Ils savent que cela n'est pas vrai, et que nous ne formons qu'une seule famille.

Cependant il y a une nuance entre eux et nous. Des questions qui nous préoccupent vivement les laissent indifférents. Ils trouvent que nous allons un peu vite, nous trouvons qu'ils commencent à ralentir le pas. Nous sommes socialistes, ils ne sont que démocrates.

D'où vient cette nuance ?

Bon Dieu ! c'est qu'ils sont les vieux et que nous sommes les jeunes.

Mais, tout vieux qu'ils soient, nous sommes fiers d'être leurs fils. Si nous ne marchons plus du même pas, nos cœurs du moins battent toujours à l'unisson ; et envers ces dignes vétérans de la cause du progrès, notre langage sera toujours celui du respect, jamais celui de l'injure.

Et eux aussi, ils ne nous renient pas, et nous sommes sûrs qu'ils ne nous voudraient pas autrement. Comme nous sommes aujourd'hui, ardents, enthousiastes, téméraires quelquefois, ainsi étaient-ils en 1831 et en 1848. Et s'ils nous disent souvent : « Mais doucement ! doucement donc ! » ils ajoutent tout bas en souriant : « Je reconnais mon sang chez ces enfants-là ! »

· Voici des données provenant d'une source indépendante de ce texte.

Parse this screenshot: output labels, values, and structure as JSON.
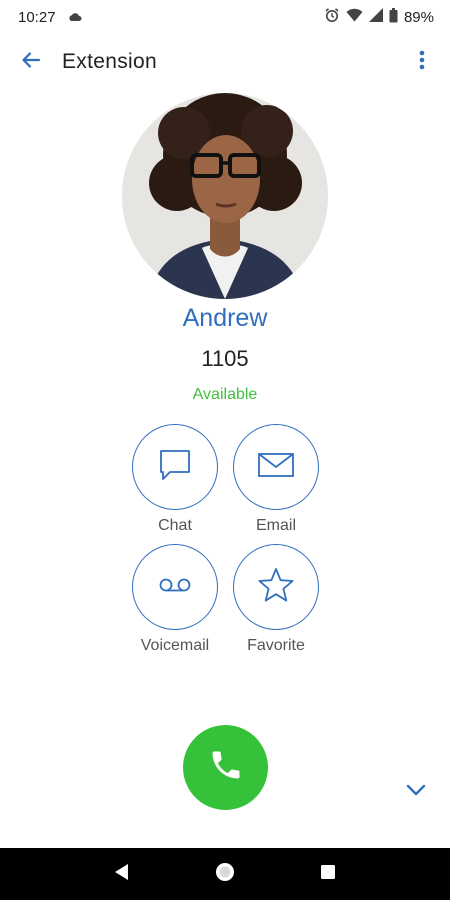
{
  "status_bar": {
    "time": "10:27",
    "battery": "89%",
    "icons": [
      "cloud-icon",
      "alarm-icon",
      "wifi-icon",
      "signal-icon",
      "battery-icon"
    ]
  },
  "app_bar": {
    "title": "Extension",
    "back_icon": "arrow-left-icon",
    "menu_icon": "more-vert-icon"
  },
  "contact": {
    "name": "Andrew",
    "extension": "1105",
    "status": "Available"
  },
  "actions": {
    "chat": "Chat",
    "email": "Email",
    "voicemail": "Voicemail",
    "favorite": "Favorite"
  },
  "colors": {
    "accent": "#2f6fbe",
    "available": "#3fbf3f",
    "call": "#35c13a"
  }
}
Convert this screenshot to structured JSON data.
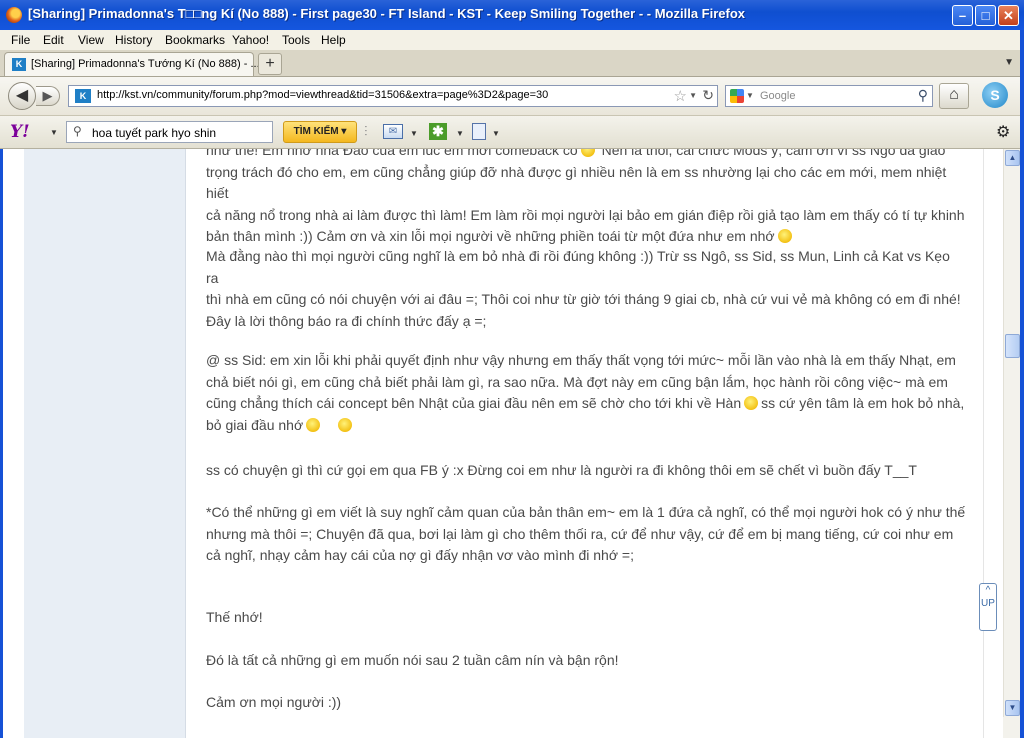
{
  "window": {
    "title": "[Sharing] Primadonna's T□□ng Kí (No 888) - First page30 - FT Island - KST - Keep Smiling Together - - Mozilla Firefox",
    "minimize": "–",
    "maximize": "□",
    "close": "✕"
  },
  "menu": [
    "File",
    "Edit",
    "View",
    "History",
    "Bookmarks",
    "Yahoo!",
    "Tools",
    "Help"
  ],
  "tab": {
    "label": "[Sharing] Primadonna's Tướng Kí (No 888) - ...",
    "new_tab": "+"
  },
  "nav": {
    "url": "http://kst.vn/community/forum.php?mod=viewthread&tid=31506&extra=page%3D2&page=30",
    "search_placeholder": "Google"
  },
  "yahoo": {
    "logo": "Y!",
    "search_value": "hoa tuyết park hyo shin",
    "search_button": "TÌM KIẾM"
  },
  "post": {
    "p1_line0": "như thế! Em nhớ nhà Đảo của em lúc em mới comeback có",
    "p1_line0b": "Nên là thôi, cái chức Mods ý, cảm ơn vì ss Ngô đã giao",
    "p1_line1": "trọng trách đó cho em, em cũng chẳng giúp đỡ nhà được gì nhiều nên là em ss nhường lại cho các em mới, mem nhiệt hiết",
    "p1_line2": "cả năng nổ trong nhà ai làm được thì làm! Em làm rồi mọi người lại bảo em gián điệp rồi giả tạo làm em thấy có tí tự khinh",
    "p1_line3": "bản thân mình :)) Cảm ơn và xin lỗi mọi người về những phiền toái từ một đứa như em nhớ",
    "p2_line1": "Mà đằng nào thì mọi người cũng nghĩ là em bỏ nhà đi rồi đúng không :)) Trừ ss Ngô, ss Sid, ss Mun, Linh cả Kat vs Kẹo ra",
    "p2_line2": "thì nhà em cũng có nói chuyện với ai đâu =; Thôi coi như từ giờ tới tháng 9 giai cb, nhà cứ vui vẻ mà không có em đi nhé!",
    "p2_line3": "Đây là lời thông báo ra đi chính thức đấy ạ =;",
    "p3_line1": "@ ss Sid: em xin lỗi khi phải quyết định như vậy nhưng em thấy thất vọng tới mức~ mỗi lần vào nhà là em thấy Nhạt, em",
    "p3_line2": "chả biết nói gì, em cũng chả biết phải làm gì, ra sao nữa. Mà đợt này em cũng bận lắm, học hành rồi công việc~ mà em",
    "p3_line3": "cũng chẳng thích cái concept bên Nhật của giai đầu nên em sẽ chờ cho tới khi về Hàn",
    "p3_line3b": "ss cứ yên tâm là em hok bỏ nhà,",
    "p3_line4": "bỏ giai đầu nhớ",
    "p4": "ss có chuyện gì thì cứ gọi em qua FB ý :x Đừng coi em như là người ra đi không thôi em sẽ chết vì buồn đấy T__T",
    "p5_line1": "*Có thể những gì em viết là suy nghĩ cảm quan của bản thân em~ em là 1 đứa cả nghĩ, có thể mọi người hok có ý như thế",
    "p5_line2": "nhưng mà thôi =; Chuyện đã qua, bơi lại làm gì cho thêm thối ra, cứ để như vậy, cứ để em bị mang tiếng, cứ coi như em",
    "p5_line3": "cả nghĩ, nhạy cảm hay cái của nợ gì đấy nhận vơ vào mình đi nhớ =;",
    "p6": "Thế nhớ!",
    "p7": "Đó là tất cả những gì em muốn nói sau 2 tuần câm nín và bận rộn!",
    "p8": "Cảm ơn mọi người :))"
  },
  "sidetab": {
    "up": "^",
    "label": "UP"
  },
  "colors": {
    "text": "#4a4a4a",
    "leftcol": "#e8eef5",
    "titlebar": "#1556df"
  }
}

Oui, nous sommes la jeunesse radicale.

Chose remarquable, et signe des temps : le National a beau battre la grosse caisse, il ne fait pas de disciples parmi les jeunes gens. Nous étions une trentaine ensemble sur les bancs du collège : les uns, parmi ces camarades d'études, sont devenus des cléricaux, des aristocrates, les autres des socialistes ; mais aucun ne s'est rangé sous le drapeau de la coterie.

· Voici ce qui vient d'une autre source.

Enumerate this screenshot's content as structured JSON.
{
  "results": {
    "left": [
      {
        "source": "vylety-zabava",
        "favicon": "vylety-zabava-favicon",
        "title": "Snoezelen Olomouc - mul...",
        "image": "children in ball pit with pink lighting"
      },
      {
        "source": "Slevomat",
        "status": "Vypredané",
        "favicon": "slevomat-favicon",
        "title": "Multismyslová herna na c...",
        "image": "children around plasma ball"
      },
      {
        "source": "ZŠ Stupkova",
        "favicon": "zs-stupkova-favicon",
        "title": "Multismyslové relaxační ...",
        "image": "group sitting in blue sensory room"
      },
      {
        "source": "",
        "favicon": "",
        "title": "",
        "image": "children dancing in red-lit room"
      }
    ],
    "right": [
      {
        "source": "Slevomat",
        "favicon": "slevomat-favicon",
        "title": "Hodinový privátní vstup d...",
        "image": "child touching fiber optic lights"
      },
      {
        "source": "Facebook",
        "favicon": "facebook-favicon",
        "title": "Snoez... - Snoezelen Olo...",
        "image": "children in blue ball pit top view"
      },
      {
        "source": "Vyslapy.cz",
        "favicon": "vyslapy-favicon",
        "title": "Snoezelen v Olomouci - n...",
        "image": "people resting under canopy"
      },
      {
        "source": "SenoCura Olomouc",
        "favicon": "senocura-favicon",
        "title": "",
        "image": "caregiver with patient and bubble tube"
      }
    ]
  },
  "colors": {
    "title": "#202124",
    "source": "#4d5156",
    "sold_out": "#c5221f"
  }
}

On peut déjà augurer qu'il en sera de même de la génération qui a quinze ans aujourd'hui : une moitié sera socialiste, l'autre moitié sera cléricale.

Mais le National restera isolé, et ne réussira jamais à rallier dans la jeunesse des recrues de quelque valeur, parce qu'il ne représente rien que l'ambition personnelle de quelques hommes sans principes.


Le mouvement révisionniste zuricois[1].

Le National suisse a une singulière façon d'apprécier la politique en dehors de notre canton.

Il a parlé samedi du mouvement révisionniste zuricois comme d'un mouvement radical. Ne jouons pas sur les mots. Le parti révisionniste zuricois, qui ne s'attendait guère à recevoir les éloges du National, est une manifestation du même esprit de réforme, de rénovation, de rajeunissement, qui s'est introduit dans le canton de Genève par la création du journal la Liberté[2], et chez nous par les efforts de la démocratie sociale.

  1. Diogène du 20 décembre 1867.
  2. La Liberté avait été fondée au commencement de novembre 1867 par Adolphe Catalan, jeune politicien genevois qui, pendant deux ans, marcha dans les rangs des socialistes.